Previously, production tax credits (PTCs) for renewable energy production have been made available only to tax-paying entities such as corporations.  In the 2005 EPAct, however, Congress created a mechanism, equivalent to the PTCs, for non-profit utilities.  The initiative would allow qualifying entities to issue "Clean Renewable Energy Bonds" (CREBs) to finance projects that would qualify for PTCs were they sponsored by private entities.  CREBs do not pay interest; instead bondholders will receive tax credits.  The 2005 EPAct designated up to $800 million for the CREB program, of which no more than $500 million may be allocated to governmental entities such as public power systems.  All CREBs must be issued during 2006 and 2007.  In early 2006, the IRS, together with the Treasury Department, plans to issue temporary rules for the CREB program.  Initially, the IRS plans to allow CREBs on a project-by-project basis to "qualified projects" that apply to the IRS by April 26, 2006, and meet all the requirements contained in the IRS notice.   

The IRS notice solicits applications for allocations of the bonds and provides initial guidance on required criteria for eligibility for the program.  Applicants for CREBs must show that the project to be financed is one of the "qualified projects" eligible for funding: a wind facility, a closed- or open-loop biomass facility, a geothermal or solar energy facility, a small irrigation power facility, a landfill gas facility, a trash-combustion facility, a refined coal production facility, or a qualified hydropower facility.  Applicants must also describe the project's financing plan and specify the dollar amount of the CREB funding requested.  CREBs will be allocated starting with the smallest dollar amount requested and increasing until the limit of $800 million is reached.  The IRS notice also provides guidance on the methodology the Treasury Department will use to allocate the funds, set the credit rate, and determine maximum term and information reporting requirements applicable to CREBs. 

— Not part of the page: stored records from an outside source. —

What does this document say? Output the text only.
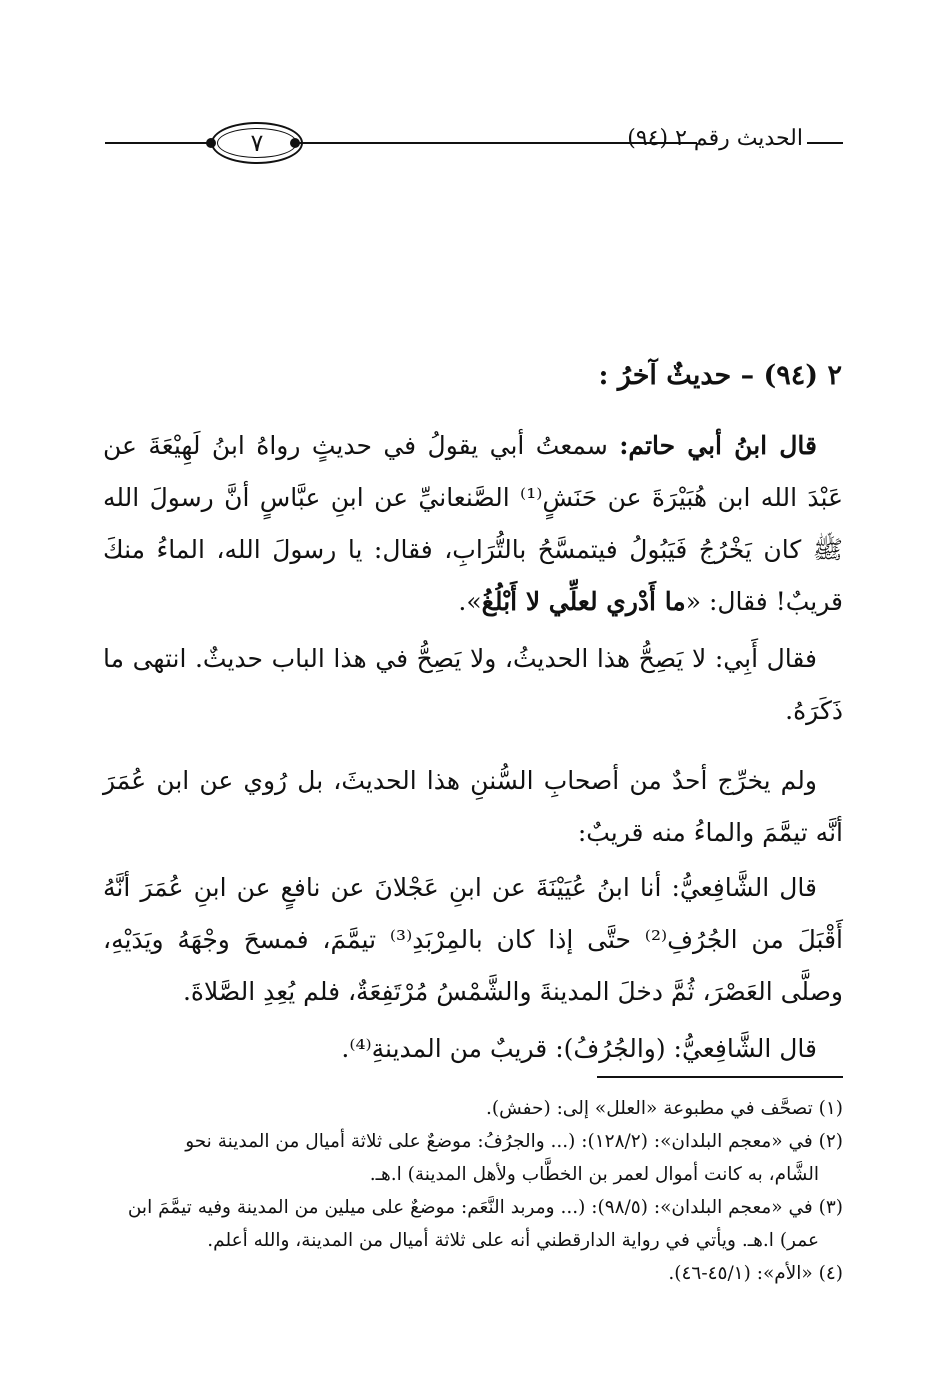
٧	الحديث رقم ٢ (٩٤)
٢ (٩٤) – حديثٌ آخرُ :
قال ابنُ أبي حاتم: سمعتُ أبي يقولُ في حديثٍ رواهُ ابنُ لَهِيْعَةَ عن عَبْدَ الله ابن هُبَيْرَةَ عن حَنَشٍ⁽¹⁾ الصَّنعانيِّ عن ابنِ عبَّاسٍ أنَّ رسولَ الله ﷺ كان يَخْرُجُ فَيَبُولُ فيتمسَّحُ بالتُّرَابِ، فقال: يا رسولَ الله، الماءُ منكَ قريبٌ! فقال: «ما أَدْري لعلِّي لا أَبْلُغُ».
فقال أَبِي: لا يَصِحُّ هذا الحديثُ، ولا يَصِحُّ في هذا الباب حديثٌ. انتهى ما ذَكَرَهُ.
ولم يخرِّج أحدٌ من أصحابِ السُّننِ هذا الحديثَ، بل رُوي عن ابن عُمَرَ أنَّه تيمَّمَ والماءُ منه قريبٌ:
قال الشَّافِعيُّ: أنا ابنُ عُيَيْنَةَ عن ابنِ عَجْلانَ عن نافعٍ عن ابنِ عُمَرَ أنَّهُ أَقْبَلَ من الجُرُفِ⁽²⁾ حتَّى إذا كان بالمِرْبَدِ⁽³⁾ تيمَّمَ، فمسحَ وجْهَهُ ويَدَيْهِ، وصلَّى العَصْرَ، ثُمَّ دخلَ المدينةَ والشَّمْسُ مُرْتَفِعَةٌ، فلم يُعِدِ الصَّلاةَ.
قال الشَّافِعيُّ: (والجُرُفُ): قريبٌ من المدينةِ⁽⁴⁾.

(١) تصحَّف في مطبوعة «العلل» إلى: (حفش).

(٢) في «معجم البلدان»: (١٢٨/٢): (... والجرُفُ: موضعٌ على ثلاثة أميال من المدينة نحو

الشَّام، به كانت أموال لعمر بن الخطَّاب ولأهل المدينة) ا.هـ.

(٣) في «معجم البلدان»: (٩٨/٥): (... ومربد النَّعَم: موضعٌ على ميلين من المدينة وفيه تيمَّمَ ابن

عمر) ا.هـ. ويأتي في رواية الدارقطني أنه على ثلاثة أميال من المدينة، والله أعلم.

(٤) «الأم»: (٤٥/١-٤٦).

Public power advocates lobbied for this renewables initiative in the lead-up to the passage of the 2005 EPAct.  While they and wind energy advocates have applauded the program as a potentially dramatic improvement over the underfunded Renewable Energy Production Incentive, the $800 million allocated for the program may not prove large enough to spur much renewable energy development.  In addition, the usefulness of CREBs remains to be determined.  Some sources suggest that, as an alternative, institutional investors could own the renewable projects and sell the electricity to the non-profit utilities.  That way, the investor could claim accelerated depreciation and use the PTCs.